The loud thrumming of the Marine tilt rotor grew louder, and he looked up just as a spotlight turned on. Blinded by its brilliance, he followed the Osprey’s approach until it hovered directly over him. Colt had never been plucked from the water by an MV-22 before — heck, he had never been plucked from the water by anything before — but they had taught him to let the hook drop all the way to the water to discharge the static electricity before trying to reach for it.
Squinting against the light and the spraying water, he spotted a steel cable with a rescue strop and heavy-duty hook attached at the end.
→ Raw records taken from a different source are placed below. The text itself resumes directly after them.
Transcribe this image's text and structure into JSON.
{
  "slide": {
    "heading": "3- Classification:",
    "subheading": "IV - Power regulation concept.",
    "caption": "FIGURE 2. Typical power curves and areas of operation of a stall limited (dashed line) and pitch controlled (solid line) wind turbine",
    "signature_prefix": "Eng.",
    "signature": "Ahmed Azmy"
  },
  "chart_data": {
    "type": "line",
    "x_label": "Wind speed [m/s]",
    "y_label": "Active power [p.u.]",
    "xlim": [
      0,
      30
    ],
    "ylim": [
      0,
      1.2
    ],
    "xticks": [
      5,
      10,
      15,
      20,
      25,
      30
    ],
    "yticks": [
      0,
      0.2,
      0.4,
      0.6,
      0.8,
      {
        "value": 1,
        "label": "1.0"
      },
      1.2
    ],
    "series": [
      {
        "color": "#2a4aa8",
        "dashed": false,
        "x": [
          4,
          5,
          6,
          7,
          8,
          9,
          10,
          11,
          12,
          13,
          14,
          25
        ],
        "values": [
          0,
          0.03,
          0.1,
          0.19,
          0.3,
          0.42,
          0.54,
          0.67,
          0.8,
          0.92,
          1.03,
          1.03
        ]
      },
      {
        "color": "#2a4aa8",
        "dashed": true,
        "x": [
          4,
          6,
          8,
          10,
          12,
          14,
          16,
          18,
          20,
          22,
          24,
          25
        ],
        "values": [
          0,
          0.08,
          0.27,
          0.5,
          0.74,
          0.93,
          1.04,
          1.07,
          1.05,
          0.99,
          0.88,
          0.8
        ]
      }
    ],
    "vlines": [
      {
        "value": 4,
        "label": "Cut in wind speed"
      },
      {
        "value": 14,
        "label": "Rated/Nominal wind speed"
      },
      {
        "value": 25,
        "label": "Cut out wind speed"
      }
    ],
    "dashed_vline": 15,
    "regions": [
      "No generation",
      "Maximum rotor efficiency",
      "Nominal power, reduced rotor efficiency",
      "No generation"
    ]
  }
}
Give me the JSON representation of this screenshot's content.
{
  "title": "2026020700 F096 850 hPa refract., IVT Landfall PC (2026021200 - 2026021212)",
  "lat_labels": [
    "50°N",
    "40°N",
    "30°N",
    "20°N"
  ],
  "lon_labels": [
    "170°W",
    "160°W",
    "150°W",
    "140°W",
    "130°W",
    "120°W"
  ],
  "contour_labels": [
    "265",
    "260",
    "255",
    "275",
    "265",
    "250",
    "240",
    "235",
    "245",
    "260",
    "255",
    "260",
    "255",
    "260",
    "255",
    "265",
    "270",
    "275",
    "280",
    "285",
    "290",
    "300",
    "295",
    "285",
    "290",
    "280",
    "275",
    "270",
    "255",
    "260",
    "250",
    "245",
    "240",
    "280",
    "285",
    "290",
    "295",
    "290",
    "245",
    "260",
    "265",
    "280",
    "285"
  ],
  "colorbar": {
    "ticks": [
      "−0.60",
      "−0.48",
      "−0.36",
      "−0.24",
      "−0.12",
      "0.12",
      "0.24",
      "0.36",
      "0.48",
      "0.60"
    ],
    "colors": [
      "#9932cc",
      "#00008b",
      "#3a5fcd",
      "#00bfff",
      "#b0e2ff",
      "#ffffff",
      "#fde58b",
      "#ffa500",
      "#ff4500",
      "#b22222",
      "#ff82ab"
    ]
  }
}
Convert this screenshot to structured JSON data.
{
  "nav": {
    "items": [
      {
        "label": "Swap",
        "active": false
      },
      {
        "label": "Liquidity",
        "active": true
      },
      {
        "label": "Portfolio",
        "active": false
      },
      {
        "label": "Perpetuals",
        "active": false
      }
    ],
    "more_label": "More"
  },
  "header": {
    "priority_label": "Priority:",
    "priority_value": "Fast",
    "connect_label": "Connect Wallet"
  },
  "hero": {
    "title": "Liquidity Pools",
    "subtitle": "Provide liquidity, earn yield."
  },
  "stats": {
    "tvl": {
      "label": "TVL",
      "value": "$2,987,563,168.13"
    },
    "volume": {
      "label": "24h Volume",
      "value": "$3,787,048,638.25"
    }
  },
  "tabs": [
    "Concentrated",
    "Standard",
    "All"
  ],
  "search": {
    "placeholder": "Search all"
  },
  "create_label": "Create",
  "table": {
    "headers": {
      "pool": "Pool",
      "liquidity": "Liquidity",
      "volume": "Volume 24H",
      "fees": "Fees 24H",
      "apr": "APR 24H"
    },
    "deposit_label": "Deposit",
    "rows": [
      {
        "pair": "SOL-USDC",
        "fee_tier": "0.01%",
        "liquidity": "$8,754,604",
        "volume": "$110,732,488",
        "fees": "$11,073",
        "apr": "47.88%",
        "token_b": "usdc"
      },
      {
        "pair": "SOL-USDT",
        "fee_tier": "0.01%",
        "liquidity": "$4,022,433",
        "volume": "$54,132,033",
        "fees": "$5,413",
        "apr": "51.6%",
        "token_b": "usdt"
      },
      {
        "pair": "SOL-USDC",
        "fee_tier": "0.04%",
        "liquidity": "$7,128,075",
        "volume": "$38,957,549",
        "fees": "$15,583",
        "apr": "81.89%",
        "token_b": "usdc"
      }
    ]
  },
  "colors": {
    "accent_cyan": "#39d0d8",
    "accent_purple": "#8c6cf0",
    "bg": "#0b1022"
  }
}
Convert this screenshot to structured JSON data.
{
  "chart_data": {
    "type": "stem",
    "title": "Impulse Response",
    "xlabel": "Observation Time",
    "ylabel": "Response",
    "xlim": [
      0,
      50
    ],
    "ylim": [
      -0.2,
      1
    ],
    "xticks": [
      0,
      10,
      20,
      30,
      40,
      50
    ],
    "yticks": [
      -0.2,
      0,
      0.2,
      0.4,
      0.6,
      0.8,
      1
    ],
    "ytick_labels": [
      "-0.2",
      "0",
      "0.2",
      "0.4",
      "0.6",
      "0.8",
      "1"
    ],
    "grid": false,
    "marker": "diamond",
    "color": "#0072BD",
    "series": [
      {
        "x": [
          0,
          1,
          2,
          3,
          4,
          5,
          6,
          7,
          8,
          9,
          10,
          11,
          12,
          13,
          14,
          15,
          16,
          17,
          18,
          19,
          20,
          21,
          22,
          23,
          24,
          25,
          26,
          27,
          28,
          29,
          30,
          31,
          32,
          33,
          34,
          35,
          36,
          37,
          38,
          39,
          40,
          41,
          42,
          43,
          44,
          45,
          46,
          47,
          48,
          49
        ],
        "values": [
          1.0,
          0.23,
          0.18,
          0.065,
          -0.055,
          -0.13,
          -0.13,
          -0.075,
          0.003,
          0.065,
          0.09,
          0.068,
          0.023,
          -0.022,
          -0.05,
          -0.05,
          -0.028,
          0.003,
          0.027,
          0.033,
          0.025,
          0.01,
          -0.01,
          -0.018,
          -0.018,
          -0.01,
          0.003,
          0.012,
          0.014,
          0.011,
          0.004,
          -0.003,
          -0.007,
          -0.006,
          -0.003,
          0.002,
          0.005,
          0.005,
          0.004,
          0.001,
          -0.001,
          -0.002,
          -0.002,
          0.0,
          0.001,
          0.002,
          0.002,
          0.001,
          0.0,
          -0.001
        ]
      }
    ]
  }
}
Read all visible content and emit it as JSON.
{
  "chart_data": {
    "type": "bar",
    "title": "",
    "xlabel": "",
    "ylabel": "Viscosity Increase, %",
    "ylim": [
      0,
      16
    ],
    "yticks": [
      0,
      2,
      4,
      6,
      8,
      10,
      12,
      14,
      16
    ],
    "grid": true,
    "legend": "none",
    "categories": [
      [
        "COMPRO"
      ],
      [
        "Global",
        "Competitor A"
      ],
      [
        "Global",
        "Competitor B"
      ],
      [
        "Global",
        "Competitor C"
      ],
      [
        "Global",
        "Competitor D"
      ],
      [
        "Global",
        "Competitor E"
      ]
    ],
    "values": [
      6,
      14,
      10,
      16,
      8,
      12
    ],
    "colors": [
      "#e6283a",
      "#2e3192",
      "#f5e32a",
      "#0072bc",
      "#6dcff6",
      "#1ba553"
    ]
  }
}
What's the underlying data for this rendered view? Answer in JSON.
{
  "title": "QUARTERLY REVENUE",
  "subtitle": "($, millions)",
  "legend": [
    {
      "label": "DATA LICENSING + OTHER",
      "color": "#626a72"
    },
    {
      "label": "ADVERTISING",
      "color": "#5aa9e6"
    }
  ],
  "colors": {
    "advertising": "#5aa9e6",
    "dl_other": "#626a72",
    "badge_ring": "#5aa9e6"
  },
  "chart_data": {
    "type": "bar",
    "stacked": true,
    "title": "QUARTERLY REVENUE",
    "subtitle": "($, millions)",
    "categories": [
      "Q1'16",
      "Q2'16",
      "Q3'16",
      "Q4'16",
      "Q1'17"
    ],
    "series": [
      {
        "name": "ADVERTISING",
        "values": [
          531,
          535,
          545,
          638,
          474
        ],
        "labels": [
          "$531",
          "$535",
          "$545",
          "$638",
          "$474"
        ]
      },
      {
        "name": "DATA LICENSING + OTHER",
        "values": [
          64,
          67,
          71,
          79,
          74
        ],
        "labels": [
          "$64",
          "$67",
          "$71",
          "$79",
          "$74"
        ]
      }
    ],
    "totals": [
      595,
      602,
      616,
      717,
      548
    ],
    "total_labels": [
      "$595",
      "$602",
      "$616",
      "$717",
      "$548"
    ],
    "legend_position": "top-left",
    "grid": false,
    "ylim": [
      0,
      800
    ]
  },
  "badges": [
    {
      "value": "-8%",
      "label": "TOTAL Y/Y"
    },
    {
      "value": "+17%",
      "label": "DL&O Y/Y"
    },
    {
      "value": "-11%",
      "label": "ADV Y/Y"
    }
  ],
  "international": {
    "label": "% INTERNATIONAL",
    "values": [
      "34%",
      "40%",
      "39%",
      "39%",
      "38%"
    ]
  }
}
He waited until both reached the water, then rolled out of the raft he had struggled to climb into and swam the short distance to where the strop floated on the surface. He unclipped the raft’s tether from his survival vest, then rolled into the strop and clipped the end to the hook so that when they reeled him up, the padded sling would lift him by his armpits.
Again, acting on muscle memory from hours spent in the pool, Colt waved a hand over his helmet from back to front, making sure the cable wasn’t looped around his neck, then held a thumb out to the side like he was hitching a ride, so the person operating the hoist could see he was ready. Within seconds, he felt the cable tug upward and pull him clear of the water.
48
General He Gang sat at the borrowed desk in his makeshift office on the naval base. He raised the glass of Moutai and swallowed the contents in one gulp, feeling the immediate heat of the baijiu spread across his gut. He was a disciplined man, but his operation was at a critical phase, and he relied on the distilled liquor to calm his mind.
Unlike the pompous fools who declared themselves leaders of his country, He Gang didn’t wear a customary uniform adorned with various medals awarded more for compulsory service to the state than any specific act of heroism. Instead, he wore a simple dark blue suit, plain white shirt, and Western-style tie. He had removed the tie hours ago but still sat erect in the high-backed leather executive chair with his suit jacket on.